When I opened my restaurant here, the walls of my business were vandalized and I suffered several personal attacks.

I even filed reports with the police for that. But I truly believe that I have to thank those who hated me — by narrating all this hatred to my parents and to the police, I was able to rationalize it and understand just how ridiculous it was. 

I would like to get married one day. I imagine my wedding at the castle of Riomaggiore, officated by a queer queen. There is only one reason why I would be willing to change my life and city: love. For the rest, the quality of life here is unparalleled in the world. 

I also dream of having a child with assisted fertilization, I talked about it with my family and they agree. Who would have thought? Just think, the first time my parents referred to one of my potential “partners” was when I was 42 years old — just a few weeks ago.

The last time I was on stage was in 2009, at the Sistine theater in Rome. I was acting the part of Count Fersen in the Lady Oscar show. The first time I was on stage was when I was 7 and on “Saturday at the Zecchino d’Oro,” a famous TV show for kids in Italy. 

My life has always been a bit of a roller coaster, it’s only now that I really long for serenity. I’m drinking this spritz right now only to make the conversation more fluid, to let down some inhibitory brakes. What I consider my greatest success is certainly my restaurant, ‘Mamma Mia.’ It was brave of me to set up a venue in Riomaggiore and to name it after a musical —  and what a musical, by the way — it was definitely something unheard of. Fried fish and Latin music, can you imagine the havoc it wreaked in the village? And yet, South American couples used to stop by to dance outside the venue. 

By nature, I am someone who always imposes himself in a very strong way, but I do also know when to go back. I sold the restaurant when we were at the crest of the wave, and I sold it to Chinese people — this too, in its own way, was something new in the independent and self-sufficient Cinque Terre. 

Beyond the meetings in my artistic and professional path, I wouldn’t be the person I am today without my mother.

To me, my mother represents the quintessence of strength, while bearing the cross of suffering the way Catholic church taught us.
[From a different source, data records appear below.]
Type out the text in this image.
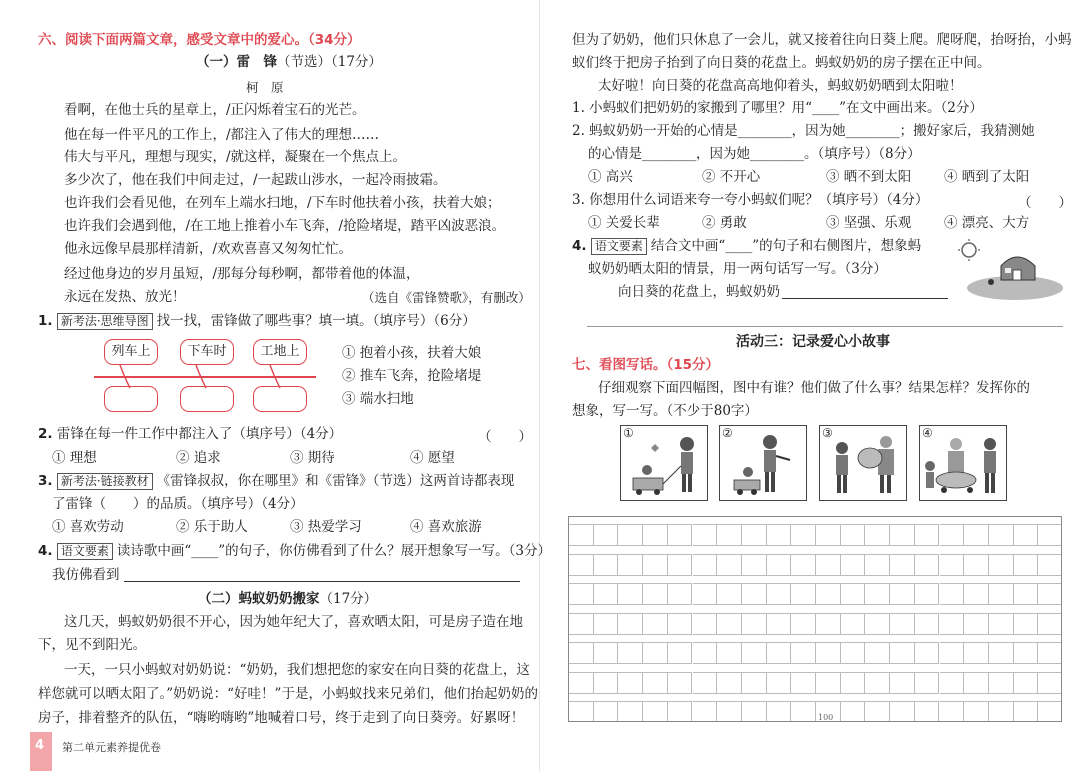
六、阅读下面两篇文章，感受文章中的爱心。（34分）
（一）雷　锋（节选）（17分）
柯　原
看啊，在他士兵的星章上，/正闪烁着宝石的光芒。
他在每一件平凡的工作上，/都注入了伟大的理想……
伟大与平凡，理想与现实，/就这样，凝聚在一个焦点上。
多少次了，他在我们中间走过，/一起跋山涉水，一起冷雨披霜。
也许我们会看见他，在列车上端水扫地，/下车时他扶着小孩，扶着大娘；
也许我们会遇到他，/在工地上推着小车飞奔，/抢险堵堤，踏平凶波恶浪。
他永远像早晨那样清新，/欢欢喜喜又匆匆忙忙。
经过他身边的岁月虽短，/那每分每秒啊，都带着他的体温，
永远在发热、放光！	（选自《雷锋赞歌》，有删改）
1. 新考法·思维导图 找一找，雷锋做了哪些事？填一填。（填序号）（6分）
列车上	下车时	工地上	① 抱着小孩，扶着大娘
② 推车飞奔，抢险堵堤
③ 端水扫地
2. 雷锋在每一件工作中都注入了（填序号）（4分）	（　　）
① 理想	② 追求	③ 期待	④ 愿望
3. 新考法·链接教材 《雷锋叔叔，你在哪里》和《雷锋》（节选）这两首诗都表现
了雷锋（　　）的品质。（填序号）（4分）
① 喜欢劳动	② 乐于助人	③ 热爱学习	④ 喜欢旅游
4. 语文要素 读诗歌中画“____”的句子，你仿佛看到了什么？展开想象写一写。（3分）
我仿佛看到
（二）蚂蚁奶奶搬家（17分）
这几天，蚂蚁奶奶很不开心，因为她年纪大了，喜欢晒太阳，可是房子造在地
下，见不到阳光。
一天，一只小蚂蚁对奶奶说：“奶奶，我们想把您的家安在向日葵的花盘上，这
样您就可以晒太阳了。”奶奶说：“好哇！”于是，小蚂蚁找来兄弟们，他们抬起奶奶的
房子，排着整齐的队伍，“嗨哟嗨哟”地喊着口号，终于走到了向日葵旁。好累呀！
4 第二单元素养提优卷
但为了奶奶，他们只休息了一会儿，就又接着往向日葵上爬。爬呀爬，抬呀抬，小蚂
蚁们终于把房子抬到了向日葵的花盘上。蚂蚁奶奶的房子摆在正中间。
太好啦！向日葵的花盘高高地仰着头，蚂蚁奶奶晒到太阳啦！
1. 小蚂蚁们把奶奶的家搬到了哪里？用“____”在文中画出来。（2分）
2. 蚂蚁奶奶一开始的心情是________，因为她________；搬好家后，我猜测她
的心情是________，因为她________。（填序号）（8分）
① 高兴	② 不开心	③ 晒不到太阳 ④ 晒到了太阳
3. 你想用什么词语来夸一夸小蚂蚁们呢？（填序号）（4分）	（　　）
① 关爱长辈	② 勇敢	③ 坚强、乐观 ④ 漂亮、大方
4. 语文要素 结合文中画“____”的句子和右侧图片，想象蚂
蚁奶奶晒太阳的情景，用一两句话写一写。（3分）
向日葵的花盘上，蚂蚁奶奶
活动三：记录爱心小故事
七、看图写话。（15分）
仔细观察下面四幅图，图中有谁？他们做了什么事？结果怎样？发挥你的
想象，写一写。（不少于80字）
①	②	③	④
100
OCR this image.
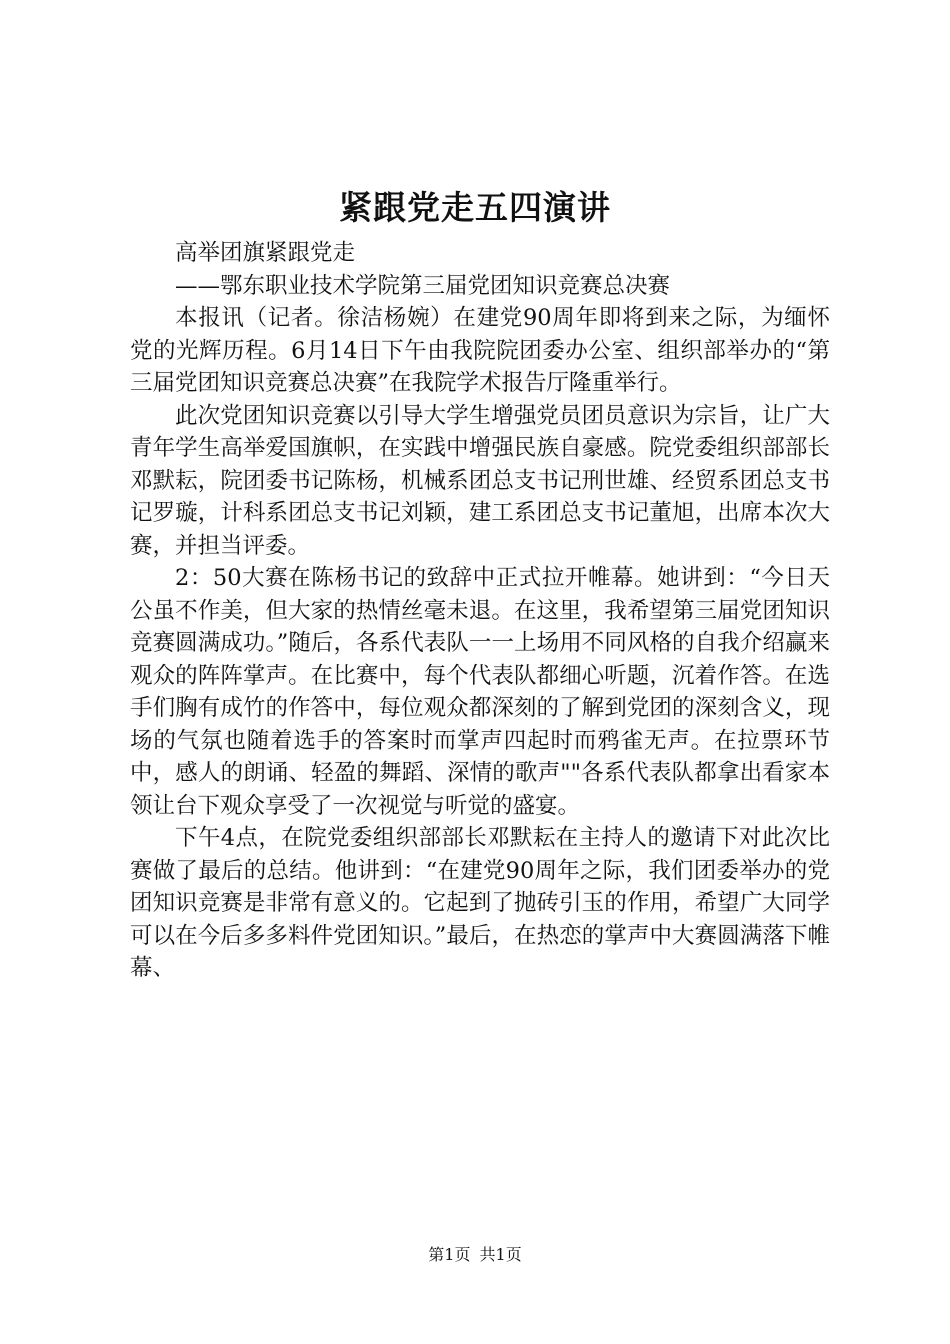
紧跟党走五四演讲

高举团旗紧跟党走

——鄂东职业技术学院第三届党团知识竞赛总决赛

本报讯（记者。徐洁杨婉）在建党90周年即将到来之际，为缅怀党的光辉历程。6月14日下午由我院院团委办公室、组织部举办的“第三届党团知识竞赛总决赛”在我院学术报告厅隆重举行。

此次党团知识竞赛以引导大学生增强党员团员意识为宗旨，让广大青年学生高举爱国旗帜，在实践中增强民族自豪感。院党委组织部部长邓默耘，院团委书记陈杨，机械系团总支书记刑世雄、经贸系团总支书记罗璇，计科系团总支书记刘颖，建工系团总支书记董旭，出席本次大赛，并担当评委。

2：50大赛在陈杨书记的致辞中正式拉开帷幕。她讲到：“今日天公虽不作美，但大家的热情丝毫未退。在这里，我希望第三届党团知识竞赛圆满成功。”随后，各系代表队一一上场用不同风格的自我介绍赢来观众的阵阵掌声。在比赛中，每个代表队都细心听题，沉着作答。在选手们胸有成竹的作答中，每位观众都深刻的了解到党团的深刻含义，现场的气氛也随着选手的答案时而掌声四起时而鸦雀无声。在拉票环节中，感人的朗诵、轻盈的舞蹈、深情的歌声""各系代表队都拿出看家本领让台下观众享受了一次视觉与听觉的盛宴。

下午4点，在院党委组织部部长邓默耘在主持人的邀请下对此次比赛做了最后的总结。他讲到：“在建党90周年之际，我们团委举办的党团知识竞赛是非常有意义的。它起到了抛砖引玉的作用，希望广大同学可以在今后多多料件党团知识。”最后，在热恋的掌声中大赛圆满落下帷幕、

第1页 共1页
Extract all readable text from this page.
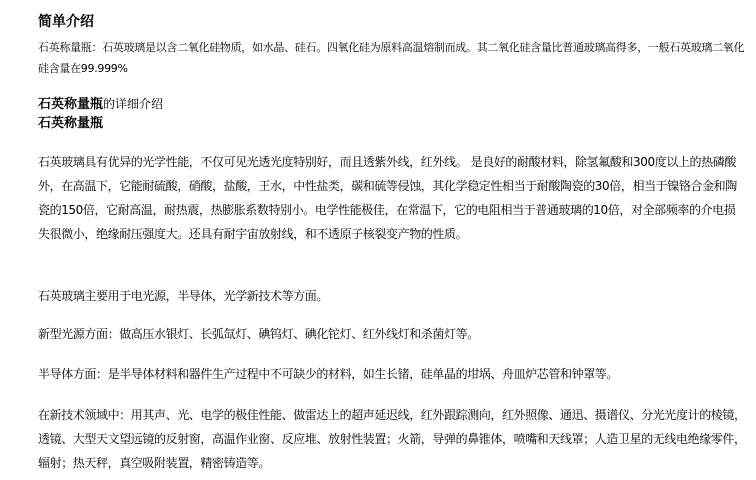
简单介绍
石英称量瓶：石英玻璃是以含二氧化硅物质，如水晶、硅石。四氧化硅为原料高温熔制而成。其二氧化硅含量比普通玻璃高得多，一般石英玻璃二氧化硅含量在99.999%
石英称量瓶的详细介绍
石英称量瓶
石英玻璃具有优异的光学性能，不仅可见光透光度特别好，而且透紫外线，红外线。 是良好的耐酸材料，除氢氟酸和300度以上的热磷酸外，在高温下，它能耐硫酸，硝酸，盐酸，王水，中性盐类，碳和硫等侵蚀，其化学稳定性相当于耐酸陶瓷的30倍，相当于镍铬合金和陶瓷的150倍，它耐高温，耐热震，热膨胀系数特别小。电学性能极佳，在常温下，它的电阻相当于普通玻璃的10倍，对全部频率的介电损失很微小，绝缘耐压强度大。还具有耐宇宙放射线，和不透原子核裂变产物的性质。
石英玻璃主要用于电光源，半导体，光学新技术等方面。
新型光源方面：做高压水银灯、长弧氙灯、碘钨灯、碘化铊灯、红外线灯和杀菌灯等。
半导体方面：是半导体材料和器件生产过程中不可缺少的材料，如生长锗，硅单晶的坩埚、舟皿炉芯管和钟罩等。
在新技术领域中：用其声、光、电学的极佳性能、做雷达上的超声延迟线，红外跟踪测向，红外照像、通迅、摄谱仪、分光光度计的棱镜，透镜、大型天文望远镜的反射窗，高温作业窗、反应堆、放射性装置；火箭，导弹的鼻锥体，喷嘴和天线罩；人造卫星的无线电绝缘零件，辐射；热天秤，真空吸附装置，精密铸造等。
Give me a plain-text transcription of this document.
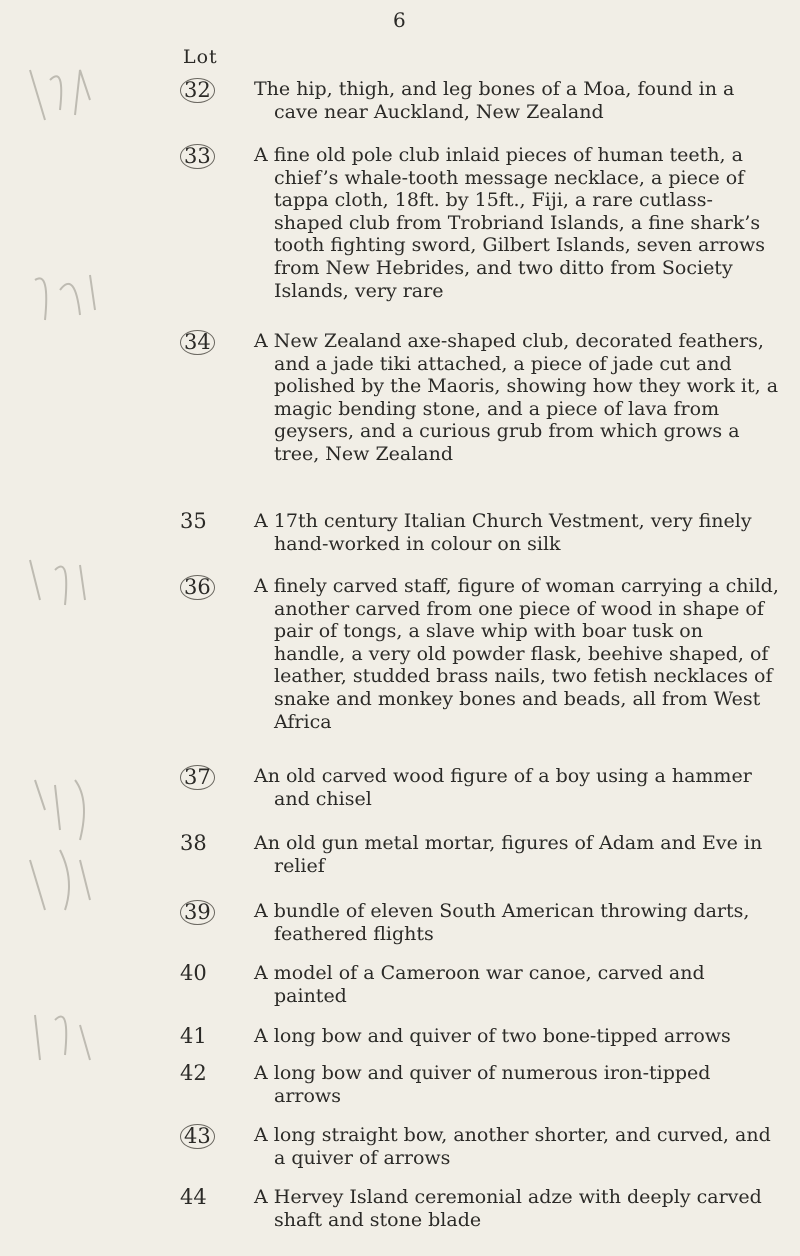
6
Lot
32	The hip, thigh, and leg bones of a Moa, found in a cave near Auckland, New Zealand
33	A fine old pole club inlaid pieces of human teeth, a chief’s whale-tooth message necklace, a piece of tappa cloth, 18ft. by 15ft., Fiji, a rare cutlass-shaped club from Trobriand Islands, a fine shark’s tooth fighting sword, Gilbert Islands, seven arrows from New Hebrides, and two ditto from Society Islands, very rare
34	A New Zealand axe-shaped club, decorated feathers, and a jade tiki attached, a piece of jade cut and polished by the Maoris, showing how they work it, a magic bending stone, and a piece of lava from geysers, and a curious grub from which grows a tree, New Zealand
35	A 17th century Italian Church Vestment, very finely hand-worked in colour on silk
36	A finely carved staff, figure of woman carrying a child, another carved from one piece of wood in shape of pair of tongs, a slave whip with boar tusk on handle, a very old powder flask, beehive shaped, of leather, studded brass nails, two fetish necklaces of snake and monkey bones and beads, all from West Africa
37	An old carved wood figure of a boy using a hammer and chisel
38	An old gun metal mortar, figures of Adam and Eve in relief
39	A bundle of eleven South American throwing darts, feathered flights
40	A model of a Cameroon war canoe, carved and painted
41	A long bow and quiver of two bone-tipped arrows
42	A long bow and quiver of numerous iron-tipped arrows
43	A long straight bow, another shorter, and curved, and a quiver of arrows
44	A Hervey Island ceremonial adze with deeply carved shaft and stone blade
For what, then? She’s waiting for a wonderful afterlife that — between us, we can say it — will never come. And yet, she’s always there with an extra smile for everyone. Just like me, like the lotus from the mud. 

The most significant day for me in this place was August 8, 2013, when I organized the ‘Briomaggiore’ event which brought more than 1,400 people to the village. By all accounts, it was the first time that the spirit of the grape festival was felt again, a tradition that was eventually brought back to the village. 

We had no money, so we decided to decorate all the doors just with white sheets. The next morning I saw the town completely covered in white, with tourists also laying handkerchiefs to be part of the party: I cried like a baby. 

The last poem of my book is dedicated to Riomaggiore. It couldn’t be otherwise, for me this place was my beginning and I cannot imagine an end that does not encompass it.”